For the first time in the history of the series, two acts have been offered residency performances in order to highlight some of the local talent in a different way.
From the shadow of the Teton mountain range, to the shores of Lake Tahoe. PorterHaus is a western roots rock band, made up of 3 Brothers. PorterHaus combines the harmonious style of their old west upbringing with the irie vibes of California. They’re often joined on stage by another local artist, Will Eichelberger, who’s flute skills will knock your socks right off.
Along with their original songs PorterHaus has a set filled with mash-ups and covers with everything from Beastie Boys, Lady Gaga, Dirty Heads, Waylon Jennings, to The Beatles. Basically, just a party-rock bundle of everything new and old that you didn’t know you wanted to hear.

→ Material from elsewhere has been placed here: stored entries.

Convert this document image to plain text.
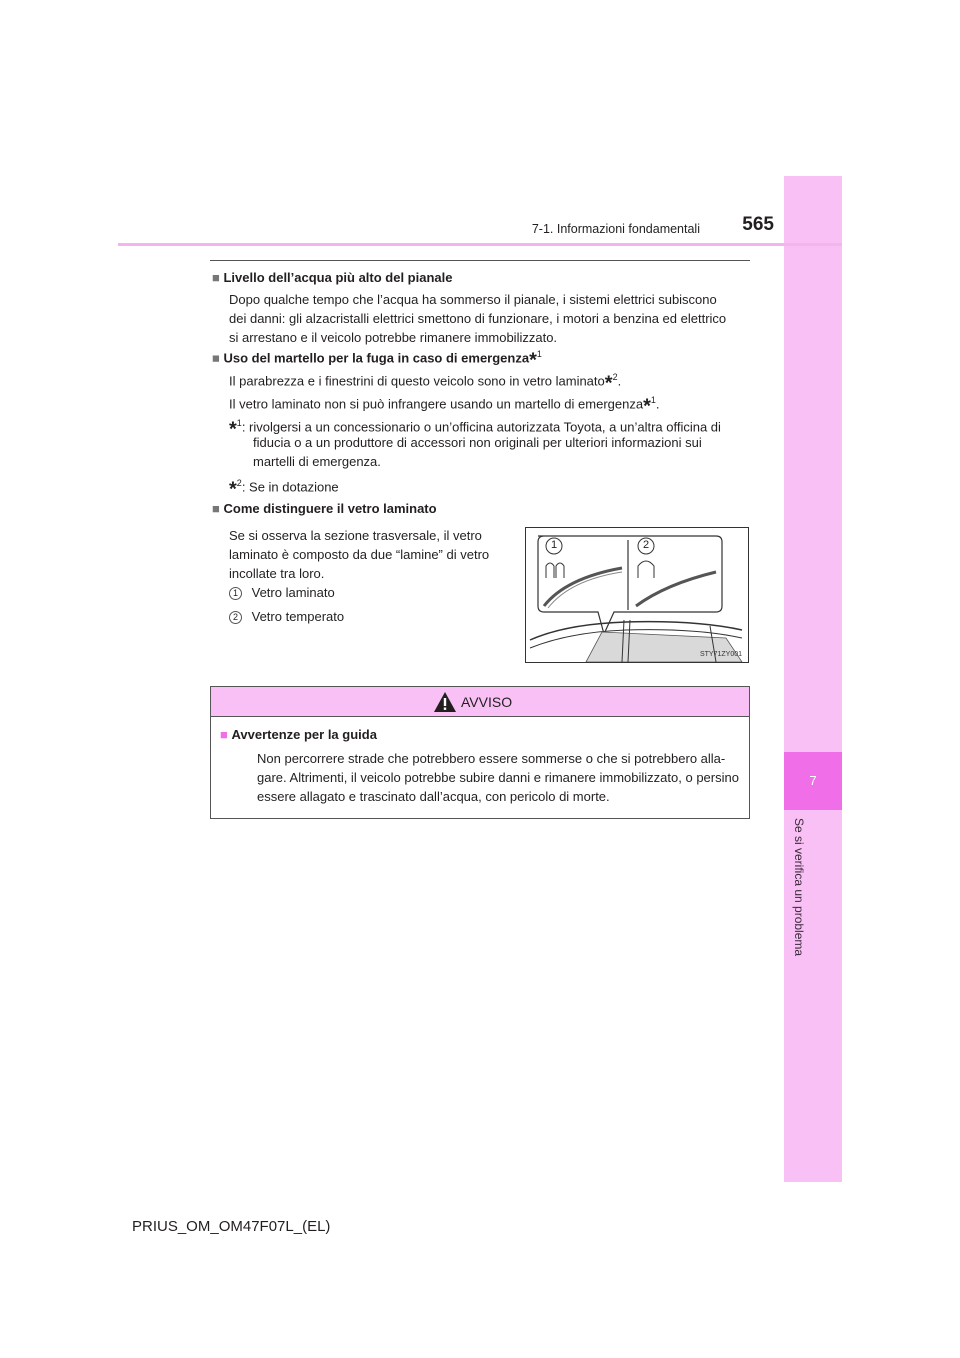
7
Se si verifica un problema
7-1. Informazioni fondamentali	565
■ Livello dell’acqua più alto del pianale
Dopo qualche tempo che l’acqua ha sommerso il pianale, i sistemi elettrici subiscono
dei danni: gli alzacristalli elettrici smettono di funzionare, i motori a benzina ed elettrico
si arrestano e il veicolo potrebbe rimanere immobilizzato.
■ Uso del martello per la fuga in caso di emergenza*$^1$
Il parabrezza e i finestrini di questo veicolo sono in vetro laminato*$^2$.
Il vetro laminato non si può infrangere usando un martello di emergenza*$^1$.
*$^1$: rivolgersi a un concessionario o un’officina autorizzata Toyota, a un’altra officina di
fiducia o a un produttore di accessori non originali per ulteriori informazioni sui
martelli di emergenza.
*$^2$: Se in dotazione
■ Come distinguere il vetro laminato
Se si osserva la sezione trasversale, il vetro
laminato è composto da due “lamine” di vetro
incollate tra loro.
1 Vetro laminato
2 Vetro temperato
1	2
STY71ZY001
AVVISO
■ Avvertenze per la guida
Non percorrere strade che potrebbero essere sommerse o che si potrebbero alla-
gare. Altrimenti, il veicolo potrebbe subire danni e rimanere immobilizzato, o persino
essere allagato e trascinato dall’acqua, con pericolo di morte.
PRIUS_OM_OM47F07L_(EL)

You can catch Porterhaus opening sets this summer on June 29th with Lantz Lazwell & The Good Vibe Tribe, on July 20th with Wolf Jett and August 17th with Coast Tribe!
El Dorado County singer, songwriter, producer and multi-instrumentalist Patrick Walsh brings a fresh sound from a world of no genres. He was born and raised in the gold rush towns of Northern California and often incorporates that local history and experiences into his music.
A popular artist who can be found performing three residency shows on the Live at Lakeview stage this summer, switches things up from bluegrass to jazz with a surprising reggae island vibe mixed in during various shows. His natural tendency for musical diversity is rooted in a lifetime of playing multiple musical instruments including piano, trumpet, guitar and harmonica.
He’s most well known in the area for performing Americana-inspired acoustic guitar instrumentals rather than singing and performing as a one-man band. Walsh shared with the Sacramento Magazine in a recent interview that his unique approach to music has been deliberate from the start, “ As soon as I began performing and creating albums, I decided I didn’t want to be held to on genre. I like being spontaneous and hop styles from song to song during a performance.
“I try to set a mood and take people away on little journeys,” Walsh continues. “That’s partly why I like instrumental music so much. I’m very happy with the lyrics of my songs, but instrumentals allow listeners to think about whatever, and pay attention to the music as much as they want. I don’t like to make music that is too intrusive – just something that fits pleasantly into daily activities like driving, where you can just sort of daydream along with it.”